CG57220 - Non-resident companies: basic conditions for TCGA92/S13: the company
Company
TCGA92/S13* applies to gains made by companies which
- are not resident in the UK
and
- would be close companies if they were resident in the UK.
TCGA92/S288(1) provides that for Capital Gains Tax purposes close company has the same meaning as in Chapter 2 of Part 10 of CTA2010. In general a company will be a close company if
- it is under the control of five or fewer participators
or
- it is under the control of participators who are directors.
For further guidance on the definition of close company see CT60060.
Participators
TCGA92/S13* applies to persons who were participators at the time the company made the gain and were also resident or ordinarily resident** in the United Kingdom at that time.
Under TCGA92/S13(12) participator has the same meaning as given by CTA2010/S454.
In relation to any company, a participator is a person having a share or interest in the capital or income of the company including
- any person who possesses, or is entitled to acquire, share capital or voting rights in the company
- any loan creditor of the company
- any person who possesses, or is entitled to acquire, a right to receive or participate in distributions of the company
- any person who is entitled to secure that income or assets (whether present or future) of the company will be applied directly or indirectly for their benefit.
For detailed guidance on the meaning of participator see CT60107 onwards.
So TCGA92/S13 can apply to participators who are
- individuals resident or ordinarily resident** in the UK
- companies resident in the UK
- trustees who are resident or ordinarily resident** in the UK
- trustees who are neither resident nor ordinarily resident** in the UK, see CG57395
- within any of the four categories mentioned above and who have an indirect interest in the non- resident close company making the gain.
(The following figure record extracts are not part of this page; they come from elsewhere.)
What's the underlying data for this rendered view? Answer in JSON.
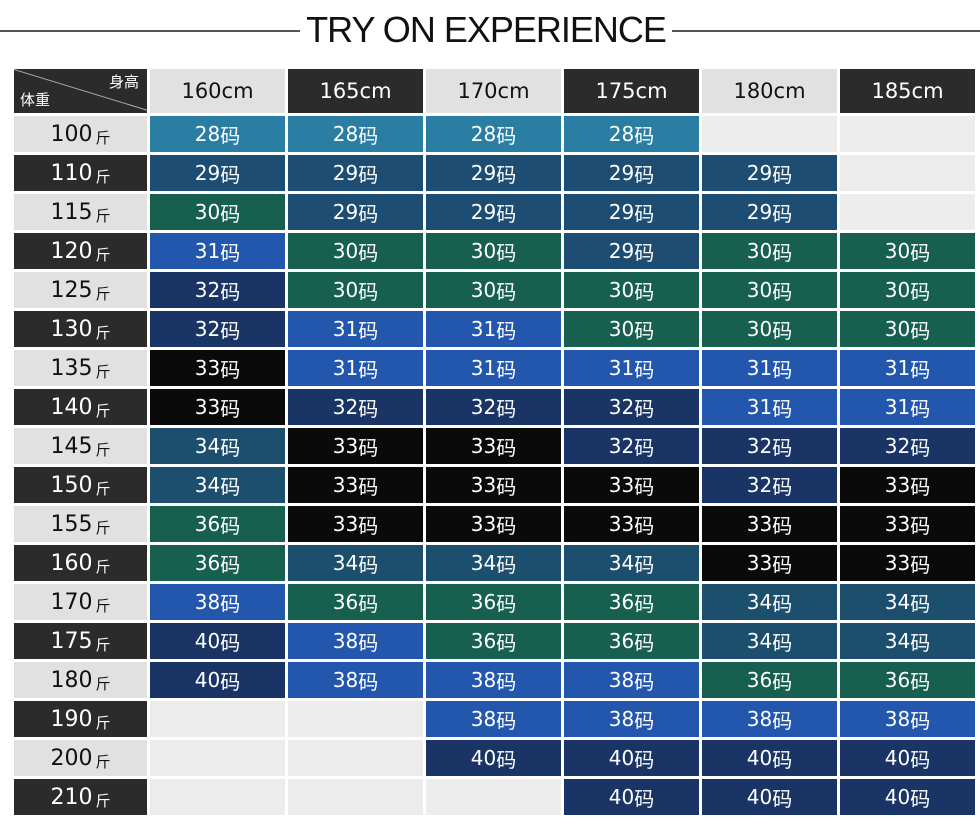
{
  "title": "TRY ON EXPERIENCE",
  "corner": {
    "height_label": "身高",
    "weight_label": "体重"
  },
  "heights": [
    "160cm",
    "165cm",
    "170cm",
    "175cm",
    "180cm",
    "185cm"
  ],
  "weight_unit": "斤",
  "size_unit": "码",
  "colors": {
    "28": "#2a7ea3",
    "29": "#1d4d72",
    "30": "#17604f",
    "31": "#2356ad",
    "32": "#1a3466",
    "33": "#0a0a0a",
    "34": "#1c4f6e",
    "36": "#17604f",
    "38": "#2356ad",
    "40": "#1a3466",
    "empty": "#ececec"
  },
  "rows": [
    {
      "weight": "100",
      "sizes": [
        "28",
        "28",
        "28",
        "28",
        "",
        ""
      ]
    },
    {
      "weight": "110",
      "sizes": [
        "29",
        "29",
        "29",
        "29",
        "29",
        ""
      ]
    },
    {
      "weight": "115",
      "sizes": [
        "30",
        "29",
        "29",
        "29",
        "29",
        ""
      ]
    },
    {
      "weight": "120",
      "sizes": [
        "31",
        "30",
        "30",
        "29",
        "30",
        "30"
      ]
    },
    {
      "weight": "125",
      "sizes": [
        "32",
        "30",
        "30",
        "30",
        "30",
        "30"
      ]
    },
    {
      "weight": "130",
      "sizes": [
        "32",
        "31",
        "31",
        "30",
        "30",
        "30"
      ]
    },
    {
      "weight": "135",
      "sizes": [
        "33",
        "31",
        "31",
        "31",
        "31",
        "31"
      ]
    },
    {
      "weight": "140",
      "sizes": [
        "33",
        "32",
        "32",
        "32",
        "31",
        "31"
      ]
    },
    {
      "weight": "145",
      "sizes": [
        "34",
        "33",
        "33",
        "32",
        "32",
        "32"
      ]
    },
    {
      "weight": "150",
      "sizes": [
        "34",
        "33",
        "33",
        "33",
        "32",
        "33"
      ]
    },
    {
      "weight": "155",
      "sizes": [
        "36",
        "33",
        "33",
        "33",
        "33",
        "33"
      ]
    },
    {
      "weight": "160",
      "sizes": [
        "36",
        "34",
        "34",
        "34",
        "33",
        "33"
      ]
    },
    {
      "weight": "170",
      "sizes": [
        "38",
        "36",
        "36",
        "36",
        "34",
        "34"
      ]
    },
    {
      "weight": "175",
      "sizes": [
        "40",
        "38",
        "36",
        "36",
        "34",
        "34"
      ]
    },
    {
      "weight": "180",
      "sizes": [
        "40",
        "38",
        "38",
        "38",
        "36",
        "36"
      ]
    },
    {
      "weight": "190",
      "sizes": [
        "",
        "",
        "38",
        "38",
        "38",
        "38"
      ]
    },
    {
      "weight": "200",
      "sizes": [
        "",
        "",
        "40",
        "40",
        "40",
        "40"
      ]
    },
    {
      "weight": "210",
      "sizes": [
        "",
        "",
        "",
        "40",
        "40",
        "40"
      ]
    }
  ]
}
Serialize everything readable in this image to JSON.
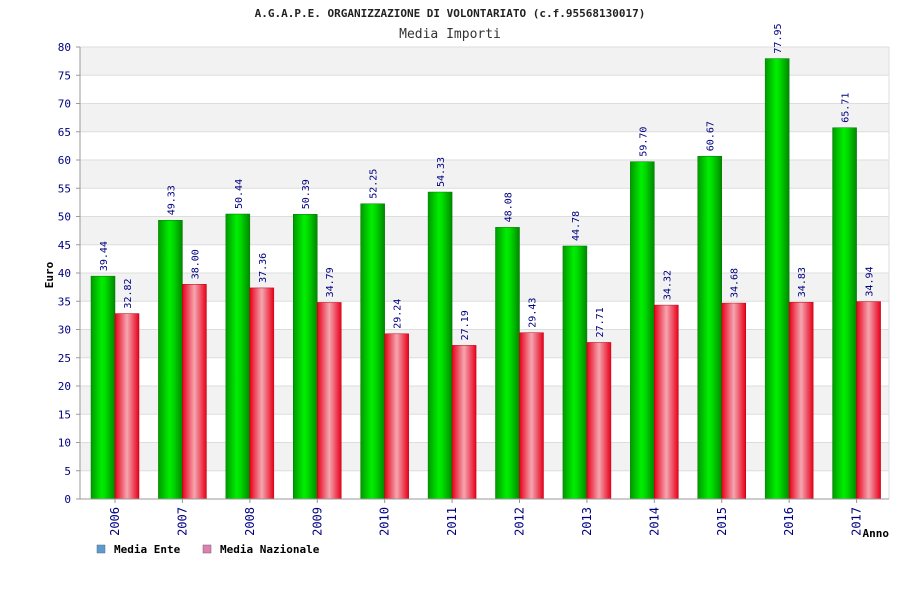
{
  "chart_data": {
    "type": "bar",
    "title": "A.G.A.P.E. ORGANIZZAZIONE DI VOLONTARIATO (c.f.95568130017)",
    "subtitle": "Media Importi",
    "xlabel": "Anno",
    "ylabel": "Euro",
    "ylim": [
      0,
      80
    ],
    "ytick_step": 5,
    "grid": true,
    "legend_position": "bottom-left",
    "categories": [
      "2006",
      "2007",
      "2008",
      "2009",
      "2010",
      "2011",
      "2012",
      "2013",
      "2014",
      "2015",
      "2016",
      "2017"
    ],
    "series": [
      {
        "name": "Media Ente",
        "color": "#00cc00",
        "legend_color": "#5b9bd5",
        "values": [
          39.44,
          49.33,
          50.44,
          50.39,
          52.25,
          54.33,
          48.08,
          44.78,
          59.7,
          60.67,
          77.95,
          65.71
        ],
        "labels": [
          "39.44",
          "49.33",
          "50.44",
          "50.39",
          "52.25",
          "54.33",
          "48.08",
          "44.78",
          "59.70",
          "60.67",
          "77.95",
          "65.71"
        ]
      },
      {
        "name": "Media Nazionale",
        "color": "#ee1122",
        "legend_color": "#e07fb0",
        "values": [
          32.82,
          38.0,
          37.36,
          34.79,
          29.24,
          27.19,
          29.43,
          27.71,
          34.32,
          34.68,
          34.83,
          34.94
        ],
        "labels": [
          "32.82",
          "38.00",
          "37.36",
          "34.79",
          "29.24",
          "27.19",
          "29.43",
          "27.71",
          "34.32",
          "34.68",
          "34.83",
          "34.94"
        ]
      }
    ]
  }
}
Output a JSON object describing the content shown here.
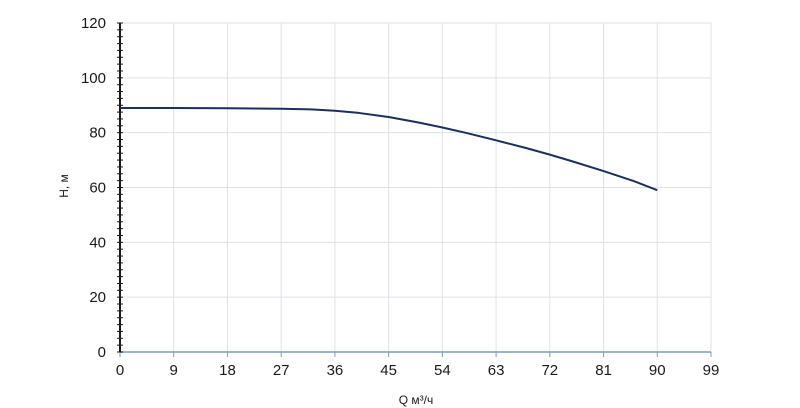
{
  "chart_data": {
    "type": "line",
    "xlabel": "Q м³/ч",
    "ylabel": "H, м",
    "xlim": [
      0,
      99
    ],
    "ylim": [
      0,
      120
    ],
    "x_ticks": [
      0,
      9,
      18,
      27,
      36,
      45,
      54,
      63,
      72,
      81,
      90,
      99
    ],
    "y_ticks": [
      0,
      20,
      40,
      60,
      80,
      100,
      120
    ],
    "grid": true,
    "series": [
      {
        "color": "#1c2f5e",
        "x": [
          0,
          9,
          18,
          27,
          32,
          36,
          40,
          45,
          50,
          54,
          58,
          63,
          68,
          72,
          76,
          81,
          86,
          90
        ],
        "y": [
          89.0,
          89.0,
          88.9,
          88.7,
          88.5,
          88.0,
          87.2,
          85.7,
          83.7,
          81.9,
          79.9,
          77.2,
          74.4,
          72.0,
          69.4,
          66.0,
          62.4,
          59.0
        ]
      }
    ],
    "colors": {
      "grid": "#dde2ea",
      "axis": "#1a1a1a",
      "x_axis_line": "#7a9bc4"
    }
  }
}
An indirect interest is a holding of shares or other interest in a company which in turn owns shares of or has an interest in the non- resident closely controlled company, either directly or through one or more closely controlled companies. For guidance on indirect interests, see CG57290.
Beneficiaries
Where the trustees of a settlement, whether resident in the UK or not, are participators in a non-resident company then in certain circumstances a beneficiary of the settlement will also be within the definition of participator. The effect of TCGA92/S13(14) is that once you reach shares or other interests held by trustees, except in the case of a bare trust, see CG34300, you stop there. In deciding how the chargeable gain of the company should be apportioned, you treat the trustees as if they were the beneficial owners of their shares or other interests and apportion the gain to them as appropriate, ignoring the interests of the beneficiaries. If the trustees are resident then their share of the gain is assessed on them. If the trustees are non-resident then the gain is subject to TCGA92/S86 and TCGA92/S87, see CG57395. Any interest as a participator in the non- resident company which the beneficiary holds in their own right, for example by a personal holding of shares in the non-resident company, will remain within Section 13*.
*TCGA92/S13 was re-written for disposals from 6 April 2019 see CG10150.
**For 2013/14 and later years ordinary residence does not need to be considered.
Guidance on the Statutory Residence Test can be found in the RDR3 Guidance Note: Statutory Residence Test (SRT).